Two voluntary sector
initiatives may help counter the punitive trend. The Sentencing Academy aims to inform public debate and promote effective sentencing
practice. It has reviewed the 20 year old scheme which enables
victims to make a personal statement in court. In other jurisdictions victims
who use the scheme are more satisfied with the sentencing process and there has
been no systematic increase in sentence severity as a result- but we don’t know
if that’s the case here so a comprehensive evaluation is needed.
The Prison Reform Trust has
established an Independent Commission into the Experience of Victims and Long-Term Prisoners which looks to stimulate fresh thinking on the range
of issues from sentencing to parole, particularly in respect of the growing
number people serving very long sentences. The experiences of those receiving
long sentences when young people have been closely studied by Ben Crewe and colleagues.

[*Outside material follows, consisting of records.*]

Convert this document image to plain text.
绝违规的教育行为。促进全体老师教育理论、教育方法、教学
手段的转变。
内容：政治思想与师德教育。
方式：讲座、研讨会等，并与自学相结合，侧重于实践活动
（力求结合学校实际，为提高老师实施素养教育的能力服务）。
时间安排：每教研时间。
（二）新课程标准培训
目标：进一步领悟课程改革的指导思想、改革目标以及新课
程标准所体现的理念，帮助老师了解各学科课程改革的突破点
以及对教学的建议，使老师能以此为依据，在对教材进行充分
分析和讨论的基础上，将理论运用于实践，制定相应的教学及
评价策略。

Something is certainly needed
to put the brakes on the use of imprisonment which is projected to
grow by 25% over the next six years, with demand for places highly likely
to outstrip supply. In the year to June, the average custodial
sentence length was the highest in the decade at 19.5 months for all offences
and 22.0 months for indictable offences. The custody rate for indictable
offences was also the highest in a decade at 35% up from 32% the previous year.
The increases are likely to
have been influenced by the prioritisation of cases during the pandemic. The
public health emergency has of course had many and various impacts on the work
of courts. One minor one seems to have been a delay in progressing the
televising of judges’ sentencing remarks which was announced in
January. I was against this back then but might have been more
positive had I known about the lockdown to come.